Bay 12 Games Forum

Please login or register.

Login with username, password and session length
Advanced search  
Pages: [1] 2 3

Author Topic: Preventing Infection  (Read 2829 times)

RadGH

  • Bay Watcher
    • View Profile
Preventing Infection
« on: June 07, 2011, 05:21:28 pm »

For a long time playing df2010 I've struggled with infection. It got to the point where getting a paper cut was as terrifying as an unarmed worker surrounded by goblin ambushers.

But I did some research before starting this most recent fortress - and got soap made, and the doctors are using it. I also have a well, and plenty of buckets. In fact, the hospital is supplied with everything it needs in the zone screen.

And still, a dwarf dies to infection. It's actually quite embarassing.



A few hours later...



The health screen stated that his wound was cleaned with "Dog Soap".
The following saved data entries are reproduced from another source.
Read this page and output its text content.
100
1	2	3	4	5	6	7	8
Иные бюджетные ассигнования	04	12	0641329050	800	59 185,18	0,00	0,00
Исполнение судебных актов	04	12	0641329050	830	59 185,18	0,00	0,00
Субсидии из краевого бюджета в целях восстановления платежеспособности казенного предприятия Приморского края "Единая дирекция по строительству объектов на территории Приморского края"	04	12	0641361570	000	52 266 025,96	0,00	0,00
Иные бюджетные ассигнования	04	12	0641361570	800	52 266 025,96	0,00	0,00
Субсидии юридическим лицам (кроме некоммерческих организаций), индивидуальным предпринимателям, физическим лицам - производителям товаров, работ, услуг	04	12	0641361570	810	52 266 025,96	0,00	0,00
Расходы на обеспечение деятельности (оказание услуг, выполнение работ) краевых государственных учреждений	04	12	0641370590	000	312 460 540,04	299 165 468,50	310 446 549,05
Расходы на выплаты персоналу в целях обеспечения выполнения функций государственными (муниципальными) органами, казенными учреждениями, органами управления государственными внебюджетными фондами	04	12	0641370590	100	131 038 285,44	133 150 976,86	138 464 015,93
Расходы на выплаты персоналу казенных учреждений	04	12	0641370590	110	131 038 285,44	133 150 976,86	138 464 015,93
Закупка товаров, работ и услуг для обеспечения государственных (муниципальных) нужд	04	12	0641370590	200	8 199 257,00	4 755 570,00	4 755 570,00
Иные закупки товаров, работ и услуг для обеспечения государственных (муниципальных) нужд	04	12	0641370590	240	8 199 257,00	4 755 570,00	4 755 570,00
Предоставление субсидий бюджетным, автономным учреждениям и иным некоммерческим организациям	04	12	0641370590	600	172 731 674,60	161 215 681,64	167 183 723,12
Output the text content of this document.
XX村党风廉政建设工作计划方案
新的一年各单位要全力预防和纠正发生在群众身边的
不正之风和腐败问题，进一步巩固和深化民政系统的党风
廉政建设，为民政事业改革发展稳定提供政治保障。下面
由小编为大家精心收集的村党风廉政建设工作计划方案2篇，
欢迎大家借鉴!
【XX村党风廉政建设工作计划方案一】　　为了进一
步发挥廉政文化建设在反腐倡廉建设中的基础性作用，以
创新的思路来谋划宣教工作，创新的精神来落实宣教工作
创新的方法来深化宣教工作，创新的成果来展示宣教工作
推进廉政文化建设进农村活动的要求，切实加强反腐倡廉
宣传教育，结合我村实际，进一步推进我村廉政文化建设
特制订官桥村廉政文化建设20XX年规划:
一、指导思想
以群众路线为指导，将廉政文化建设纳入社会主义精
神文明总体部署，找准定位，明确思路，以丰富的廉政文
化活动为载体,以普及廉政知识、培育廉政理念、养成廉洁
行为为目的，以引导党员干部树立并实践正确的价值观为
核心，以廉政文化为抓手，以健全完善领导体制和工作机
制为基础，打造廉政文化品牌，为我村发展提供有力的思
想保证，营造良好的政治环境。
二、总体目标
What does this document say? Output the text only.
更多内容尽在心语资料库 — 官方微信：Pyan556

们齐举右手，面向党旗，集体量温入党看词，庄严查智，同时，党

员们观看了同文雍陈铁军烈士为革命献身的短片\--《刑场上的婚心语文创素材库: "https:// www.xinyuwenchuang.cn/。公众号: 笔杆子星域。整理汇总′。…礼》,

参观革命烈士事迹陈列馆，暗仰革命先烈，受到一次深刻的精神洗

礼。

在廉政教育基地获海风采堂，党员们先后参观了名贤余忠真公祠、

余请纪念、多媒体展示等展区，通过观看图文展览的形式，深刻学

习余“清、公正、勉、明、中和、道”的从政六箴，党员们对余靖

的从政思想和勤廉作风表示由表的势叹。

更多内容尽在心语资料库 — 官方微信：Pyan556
But he still died of infection? I had all of the supplies ready when the patient arrived, and he was taken to the hospital almost as soon as he obtained the wound. I don't understand.

Why are infections so deadly? They could at least amputate. He died because a single finger became infected.

What else can I do to prevent infection? I read somewhere that a well could become contaminated. How would I check? What can I do to prevent it? Is this caused by well water being dug out in a layer of soil, rather than stone/walls?
Logged

nenjin

  • Bay Watcher
  • Inscrubtable Exhortations of the Soul
    • View Profile
Re: Preventing Infection
« Reply #1 on: June 07, 2011, 05:22:41 pm »

This may have to do with the skills levels of your health care dwarves. I imagine they can fail to clean a wound properly and it still results in infection.
Logged
Cautivo del Milagro seamos, Penitente.
Quote from: Viktor Frankl
When we are no longer able to change a situation, we are challenged to change ourselves.
Quote from: Sindain
Its kinda silly to complain that a friendly NPC isn't a well designed boss fight.
Quote from: Eric Blank
How will I cheese now assholes?
Quote from: MrRoboto75
Always spaghetti, never forghetti

RadGH

  • Bay Watcher
    • View Profile
Re: Preventing Infection
« Reply #2 on: June 07, 2011, 05:41:18 pm »

I guess that would make sense, but I did think of that already. i have five doctors, each one dedicated to the one skill which they have highest level of.

Of course, they aren't legendary, so I suppose that could still be the problem.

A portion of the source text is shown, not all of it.